16 Mar 22 Strabag’s core shareholder has cancelled a Russian syndicate agreement and suspended dividend payments to stop a sanctioned oligarch receiving funds from projects including HS2.

Strabag SE CEO Thomas Birtel
Strabag SE CEO Thomas Birtel

Haselsteiner Familien-Privatstiftung terminated the agreement with Rasperia, Uniqa and Raiffeisen Group, after all efforts to acquire the shares have failed. The agreement had been in effect since 2007. Rasperia is part-owned by Russian oligarch Oleg Deripaska, who is subject to UK sanctions due to his reputed proximity to Russian president Vladimir Putin.

“The management board welcomes the step taken by our core shareholder, the Haselsteiner family foundation, to achieve clarity by terminating the syndicate agreement,” said Strabag SE chief executive Thomas Birtel. “On the part of the management, we are prepared to take all legally possible measures to avert any harm to the company. In view of the sanctions currently imposed by the UK and Canada, this refers in particular to the payment of dividends. As far as Strabag’s Russian business is concerned – currently of subordinate importance with 0.3 % of the group’s output volume – the Management Board has decided to wind up the activities in that country.”
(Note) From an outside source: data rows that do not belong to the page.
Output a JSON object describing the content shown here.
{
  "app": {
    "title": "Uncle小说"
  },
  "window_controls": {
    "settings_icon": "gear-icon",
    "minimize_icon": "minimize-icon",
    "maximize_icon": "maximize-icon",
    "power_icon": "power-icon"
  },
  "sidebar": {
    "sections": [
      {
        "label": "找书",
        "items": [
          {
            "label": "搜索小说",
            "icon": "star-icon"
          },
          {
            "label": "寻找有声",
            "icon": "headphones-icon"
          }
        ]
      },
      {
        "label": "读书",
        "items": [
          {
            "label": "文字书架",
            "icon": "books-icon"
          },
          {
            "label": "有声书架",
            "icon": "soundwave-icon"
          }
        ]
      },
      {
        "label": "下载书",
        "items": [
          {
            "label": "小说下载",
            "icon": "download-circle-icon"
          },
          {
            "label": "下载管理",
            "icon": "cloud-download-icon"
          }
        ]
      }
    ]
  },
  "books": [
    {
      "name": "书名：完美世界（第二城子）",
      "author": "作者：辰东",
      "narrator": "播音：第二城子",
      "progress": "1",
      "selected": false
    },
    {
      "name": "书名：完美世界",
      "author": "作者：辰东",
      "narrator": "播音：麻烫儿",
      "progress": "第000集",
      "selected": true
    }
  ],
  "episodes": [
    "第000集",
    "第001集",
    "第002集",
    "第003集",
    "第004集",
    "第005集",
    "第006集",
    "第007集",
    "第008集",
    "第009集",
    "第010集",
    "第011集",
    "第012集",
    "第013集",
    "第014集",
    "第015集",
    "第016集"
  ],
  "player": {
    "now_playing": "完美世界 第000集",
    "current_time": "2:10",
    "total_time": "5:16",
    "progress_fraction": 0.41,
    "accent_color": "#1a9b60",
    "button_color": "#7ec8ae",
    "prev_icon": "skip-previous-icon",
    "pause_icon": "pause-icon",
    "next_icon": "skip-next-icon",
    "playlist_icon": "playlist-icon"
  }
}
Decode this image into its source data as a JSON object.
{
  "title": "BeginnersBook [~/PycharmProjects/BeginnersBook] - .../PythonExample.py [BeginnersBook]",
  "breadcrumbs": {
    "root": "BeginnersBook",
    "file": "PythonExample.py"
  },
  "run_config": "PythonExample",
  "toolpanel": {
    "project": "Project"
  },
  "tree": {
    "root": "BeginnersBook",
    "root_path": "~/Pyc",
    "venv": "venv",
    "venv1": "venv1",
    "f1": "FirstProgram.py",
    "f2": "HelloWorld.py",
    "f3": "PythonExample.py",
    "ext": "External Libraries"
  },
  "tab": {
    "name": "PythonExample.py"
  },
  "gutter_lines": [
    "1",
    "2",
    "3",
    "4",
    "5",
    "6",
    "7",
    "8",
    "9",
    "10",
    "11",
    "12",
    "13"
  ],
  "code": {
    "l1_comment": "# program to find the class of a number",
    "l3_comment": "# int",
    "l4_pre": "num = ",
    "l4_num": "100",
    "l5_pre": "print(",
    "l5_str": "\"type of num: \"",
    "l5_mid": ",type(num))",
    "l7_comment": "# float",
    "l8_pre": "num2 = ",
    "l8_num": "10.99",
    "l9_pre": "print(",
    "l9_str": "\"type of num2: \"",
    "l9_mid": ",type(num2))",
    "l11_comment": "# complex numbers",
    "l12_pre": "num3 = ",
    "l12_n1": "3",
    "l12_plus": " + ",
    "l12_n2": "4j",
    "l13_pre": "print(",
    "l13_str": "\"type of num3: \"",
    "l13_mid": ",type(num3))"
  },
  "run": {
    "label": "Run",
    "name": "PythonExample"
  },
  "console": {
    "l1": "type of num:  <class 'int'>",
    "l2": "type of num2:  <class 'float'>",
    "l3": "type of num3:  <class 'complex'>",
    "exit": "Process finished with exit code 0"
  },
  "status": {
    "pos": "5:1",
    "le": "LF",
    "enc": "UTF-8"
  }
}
Strabag said that, in view of the enormous hardship of the Ukrainian population being impacted by the war, it has initiated and financed extensive aid measures, especially in the most affected group countries of Poland, the Czech Republic, Slovakia and Moldova. “In accordance with the group’s code of values, the shareholders, Management Board and employees of Strabag SE will proudly continue these initiatives in the future,” it said.